The allergists at the General Hospital of La Palma, Zulay Almeida and Paula Jiménez, who are carrying out a study by the Spanish Society of Allergology on the consequences of the Cumbre Vieja eruption on health, have agreed that confinements should have been established every days of extremely unfavorable air quality due to gases and ashes, but this was not the case.
As they have recalled, in the months of activity of the volcano “the attendances in the Emergency Department for respiratory symptoms were doubled and even tripled compared to the month before the eruption began, with a worsening of symptoms in patients who had some previous illness, as well like first visits. “Patients came to consult with a lot of anxiety, and at times they did not know whether the symptoms were due to anxiety or respiratory pathology,” they point out.

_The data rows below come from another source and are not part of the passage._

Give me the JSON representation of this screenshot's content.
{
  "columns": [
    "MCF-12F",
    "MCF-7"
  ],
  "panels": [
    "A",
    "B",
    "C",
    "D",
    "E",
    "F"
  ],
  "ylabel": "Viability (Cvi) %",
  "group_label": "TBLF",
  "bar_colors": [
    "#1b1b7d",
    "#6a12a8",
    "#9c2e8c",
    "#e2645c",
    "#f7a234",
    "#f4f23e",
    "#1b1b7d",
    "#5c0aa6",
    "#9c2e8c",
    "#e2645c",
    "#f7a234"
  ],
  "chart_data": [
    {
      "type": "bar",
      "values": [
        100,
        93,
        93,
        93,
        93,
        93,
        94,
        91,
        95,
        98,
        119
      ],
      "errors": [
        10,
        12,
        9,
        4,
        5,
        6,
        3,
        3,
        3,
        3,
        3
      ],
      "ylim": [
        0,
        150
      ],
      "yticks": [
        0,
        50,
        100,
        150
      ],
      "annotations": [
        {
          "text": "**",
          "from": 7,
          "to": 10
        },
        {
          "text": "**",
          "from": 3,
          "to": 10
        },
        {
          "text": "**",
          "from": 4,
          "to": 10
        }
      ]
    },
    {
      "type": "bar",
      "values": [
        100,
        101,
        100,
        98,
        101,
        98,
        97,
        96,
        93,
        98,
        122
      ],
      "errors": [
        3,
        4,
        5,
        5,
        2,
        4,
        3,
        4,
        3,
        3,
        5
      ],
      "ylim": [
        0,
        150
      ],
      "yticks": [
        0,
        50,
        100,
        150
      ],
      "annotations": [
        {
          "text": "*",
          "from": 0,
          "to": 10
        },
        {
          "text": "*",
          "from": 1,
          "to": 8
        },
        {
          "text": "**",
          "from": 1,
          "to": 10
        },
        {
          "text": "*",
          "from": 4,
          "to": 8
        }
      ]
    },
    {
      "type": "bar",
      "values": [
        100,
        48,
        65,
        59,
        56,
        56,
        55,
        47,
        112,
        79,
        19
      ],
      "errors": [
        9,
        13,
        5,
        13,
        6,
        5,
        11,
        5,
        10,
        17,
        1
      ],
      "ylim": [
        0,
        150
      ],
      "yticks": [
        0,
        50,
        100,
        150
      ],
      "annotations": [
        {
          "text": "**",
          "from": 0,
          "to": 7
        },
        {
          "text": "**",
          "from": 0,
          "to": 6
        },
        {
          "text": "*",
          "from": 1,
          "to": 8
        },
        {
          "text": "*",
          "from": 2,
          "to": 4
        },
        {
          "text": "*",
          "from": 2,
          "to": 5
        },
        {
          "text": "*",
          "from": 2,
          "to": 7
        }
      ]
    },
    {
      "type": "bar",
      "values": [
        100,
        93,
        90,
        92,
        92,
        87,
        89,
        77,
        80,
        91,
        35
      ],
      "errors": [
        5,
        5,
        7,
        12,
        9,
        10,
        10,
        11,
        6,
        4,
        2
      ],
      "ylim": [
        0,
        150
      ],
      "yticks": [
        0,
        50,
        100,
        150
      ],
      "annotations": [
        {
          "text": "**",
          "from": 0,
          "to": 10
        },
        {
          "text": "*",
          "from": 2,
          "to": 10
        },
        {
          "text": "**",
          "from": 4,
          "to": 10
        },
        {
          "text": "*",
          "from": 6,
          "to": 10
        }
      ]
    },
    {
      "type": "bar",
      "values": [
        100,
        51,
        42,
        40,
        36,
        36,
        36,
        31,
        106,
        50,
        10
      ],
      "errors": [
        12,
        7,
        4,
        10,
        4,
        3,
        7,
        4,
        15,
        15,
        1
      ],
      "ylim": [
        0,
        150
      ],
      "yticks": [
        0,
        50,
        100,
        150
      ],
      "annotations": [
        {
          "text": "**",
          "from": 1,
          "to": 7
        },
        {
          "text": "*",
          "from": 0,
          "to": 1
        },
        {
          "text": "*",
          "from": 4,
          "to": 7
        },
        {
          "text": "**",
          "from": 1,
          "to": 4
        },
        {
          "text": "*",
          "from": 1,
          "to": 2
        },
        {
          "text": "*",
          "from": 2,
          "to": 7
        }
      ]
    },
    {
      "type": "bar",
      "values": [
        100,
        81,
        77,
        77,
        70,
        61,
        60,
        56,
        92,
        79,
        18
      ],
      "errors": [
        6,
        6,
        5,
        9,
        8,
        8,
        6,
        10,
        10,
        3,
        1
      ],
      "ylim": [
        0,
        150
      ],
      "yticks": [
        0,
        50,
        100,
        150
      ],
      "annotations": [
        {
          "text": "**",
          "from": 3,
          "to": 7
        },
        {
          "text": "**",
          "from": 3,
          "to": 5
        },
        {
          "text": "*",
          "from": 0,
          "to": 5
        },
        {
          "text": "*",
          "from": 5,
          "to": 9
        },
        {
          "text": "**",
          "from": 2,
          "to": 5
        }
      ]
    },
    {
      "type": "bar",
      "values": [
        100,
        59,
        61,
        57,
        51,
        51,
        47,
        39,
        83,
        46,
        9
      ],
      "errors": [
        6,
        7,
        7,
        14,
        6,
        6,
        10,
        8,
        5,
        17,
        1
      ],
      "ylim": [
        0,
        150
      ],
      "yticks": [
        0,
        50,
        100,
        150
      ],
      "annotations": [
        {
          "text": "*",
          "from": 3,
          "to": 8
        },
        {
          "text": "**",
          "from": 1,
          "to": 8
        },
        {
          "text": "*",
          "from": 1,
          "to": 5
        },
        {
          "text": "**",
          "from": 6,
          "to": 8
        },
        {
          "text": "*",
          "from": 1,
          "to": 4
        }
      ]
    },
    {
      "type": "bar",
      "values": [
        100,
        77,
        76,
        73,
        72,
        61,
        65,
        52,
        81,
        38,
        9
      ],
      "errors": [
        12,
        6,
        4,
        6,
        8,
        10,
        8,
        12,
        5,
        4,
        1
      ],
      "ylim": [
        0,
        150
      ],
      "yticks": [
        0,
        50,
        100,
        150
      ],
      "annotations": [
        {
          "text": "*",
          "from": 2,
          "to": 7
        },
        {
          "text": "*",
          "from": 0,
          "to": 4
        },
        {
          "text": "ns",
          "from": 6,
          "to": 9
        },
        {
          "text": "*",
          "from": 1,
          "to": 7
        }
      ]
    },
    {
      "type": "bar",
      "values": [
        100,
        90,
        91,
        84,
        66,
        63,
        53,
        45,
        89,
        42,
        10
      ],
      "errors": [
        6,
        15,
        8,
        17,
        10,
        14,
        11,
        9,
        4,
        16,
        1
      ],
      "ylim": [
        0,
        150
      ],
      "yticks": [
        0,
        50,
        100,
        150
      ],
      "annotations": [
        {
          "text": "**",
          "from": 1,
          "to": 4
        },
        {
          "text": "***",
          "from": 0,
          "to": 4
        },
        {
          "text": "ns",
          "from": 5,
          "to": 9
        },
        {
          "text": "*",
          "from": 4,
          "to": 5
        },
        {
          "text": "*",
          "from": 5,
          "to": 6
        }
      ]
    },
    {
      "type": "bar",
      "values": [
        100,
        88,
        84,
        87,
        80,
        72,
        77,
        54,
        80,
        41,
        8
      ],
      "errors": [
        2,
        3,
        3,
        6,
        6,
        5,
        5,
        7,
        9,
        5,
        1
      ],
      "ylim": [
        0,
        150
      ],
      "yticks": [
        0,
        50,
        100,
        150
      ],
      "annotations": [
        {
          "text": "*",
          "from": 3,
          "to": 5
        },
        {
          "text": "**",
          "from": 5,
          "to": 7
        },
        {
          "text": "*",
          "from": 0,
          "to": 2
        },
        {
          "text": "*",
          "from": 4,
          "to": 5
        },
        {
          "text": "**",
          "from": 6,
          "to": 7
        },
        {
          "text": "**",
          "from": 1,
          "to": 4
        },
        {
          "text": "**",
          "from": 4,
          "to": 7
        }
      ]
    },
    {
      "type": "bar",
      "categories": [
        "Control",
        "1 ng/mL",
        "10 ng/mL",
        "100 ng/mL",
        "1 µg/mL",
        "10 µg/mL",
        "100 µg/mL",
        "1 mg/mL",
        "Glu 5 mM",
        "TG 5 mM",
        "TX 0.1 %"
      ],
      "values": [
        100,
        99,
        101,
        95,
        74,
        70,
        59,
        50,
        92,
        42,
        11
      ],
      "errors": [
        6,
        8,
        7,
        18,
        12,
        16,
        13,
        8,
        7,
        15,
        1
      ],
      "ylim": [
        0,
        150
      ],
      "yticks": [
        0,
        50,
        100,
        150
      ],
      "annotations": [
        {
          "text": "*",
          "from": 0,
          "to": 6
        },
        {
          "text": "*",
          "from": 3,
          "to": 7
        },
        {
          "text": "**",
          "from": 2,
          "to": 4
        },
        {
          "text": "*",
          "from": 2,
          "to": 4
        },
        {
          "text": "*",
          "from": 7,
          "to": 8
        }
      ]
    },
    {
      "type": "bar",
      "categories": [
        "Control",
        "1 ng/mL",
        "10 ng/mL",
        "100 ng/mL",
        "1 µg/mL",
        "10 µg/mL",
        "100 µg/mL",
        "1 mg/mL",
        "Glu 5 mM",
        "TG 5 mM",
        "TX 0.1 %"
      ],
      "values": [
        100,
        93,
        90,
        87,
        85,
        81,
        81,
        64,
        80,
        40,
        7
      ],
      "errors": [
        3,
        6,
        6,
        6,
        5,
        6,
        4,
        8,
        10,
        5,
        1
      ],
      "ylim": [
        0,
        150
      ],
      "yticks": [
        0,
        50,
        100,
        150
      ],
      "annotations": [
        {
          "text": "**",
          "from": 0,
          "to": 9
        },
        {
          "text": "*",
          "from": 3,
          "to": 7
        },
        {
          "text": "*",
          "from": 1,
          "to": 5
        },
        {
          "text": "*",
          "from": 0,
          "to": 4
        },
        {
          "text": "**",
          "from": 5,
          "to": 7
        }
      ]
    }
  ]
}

In the opinion of both experts, and as they have stated in the La Palma Opina forum, the FPP2 masks were not adequate to protect themselves from this natural contamination, a risk that, in the case of ash moved by the wind, will remain in the future.
To protect health, they considered, the population in the Aridane Valley should have been confined for longer during the eruption due to the atmospheric contamination caused by the volcano, because the number of days in which the confinement was ordered was “insufficient”. For at least 9 days, they remember, the air quality was “extremely unfavorable” but it was not confined for the same time, despite the fact that this “is the extreme level in terms of poor breathing conditions.”
Zulay Almeida has a degree in Medicine from the University of La Laguna (ULL), a master’s degree in Public Health and a master’s degree in allergology updates, as well as an expert in severe asthma. Paula Jiménez has a degree in Medicine from the University of Lleida and a specialist in Allergology at the University Hospital of Cáceres.
Almeida and Jiménez carry out a study, financed by the Spanish Society of Allergology (through a donation managed by the Red Cross), to find out the repercussions of the ash and gases from the volcanic eruption on the health of the population of La Palma in the long term, a zoned study that in some aspects can be a pioneer in the world.
They were motivated to carry out this study by the allergist Teresa Carrillo, from the Doctor Negrín Hospital, and for this research they have divided La Palma into three geographical areas to analyze, depending on their greater or lesser exposure to risk: the Aridane Valley (El Paso, Los Llanos and Tazacorte), the area most exposed to gases and ashes from the volcano; the east (Santa Cruz de La Palma, Breña Alta, Breña Baja, Mazo and Fuencaliente), with an intermediate exposure; and, finally, the north (Puntallana, San Andrés y Sauces, Barlovento, Garafía and Puntagorda), with low exposure.
In the La Palma Opina forum, both experts also addressed the increase in mortality during the months of the eruption, which was 40% higher in La Palma, compared to a 15% increase in the Canary Islands, compared to the average for that period in the last five years, data revealed by the professor of Mechanical Engineering at the Polytechnic University of Madrid Rafael Cascón, also co-author of statistical studies on the mortality of covid-19.
The director of the Canary Islands Health Service (SCS), Conrado Domínguez, on the other hand, assured that “there are no data that point to an increase in mortality in La Palma after the eruption” of the volcano, but rather the increase in respiratory pathologies and aspects related to mental health.
Zulay Almeida has acknowledged that this increase “is quite a striking fact” although “the problem is to find a correlation and make a scientific methodology and really see what is the cause of these deaths”, because “diagnoses are not filtered but simply deceased, which may be for various reasons.
The two allergists believe it is important to collect and study all this information for the future, because “we cannot forget that we live on a volcanic island and the more data we obtain today, the better prepared we will be for future eruptions.”
“We have to assume that some patients are going to get worse, and it is necessary to know how they are going to evolve and what kind of follow-up needs to be done, and we can only obtain these data from the studies we do,” concludes Almeida.
As they have pointed out and in general, it is known that exposure to substances emitted by volcanoes or by human activities above certain levels “increases the risk of suffering from respiratory diseases in the child population and increases morbidity in the adult population” , and hence their conclusion that in the case of the La Palma eruption, residents in the municipalities most exposed to this polluted air were not sufficiently confined.
In this sense, he explains that there is a regulation that regulates the air quality index due to the presence of gases, and the level of alert, but there is not one specifically for volcanic ash.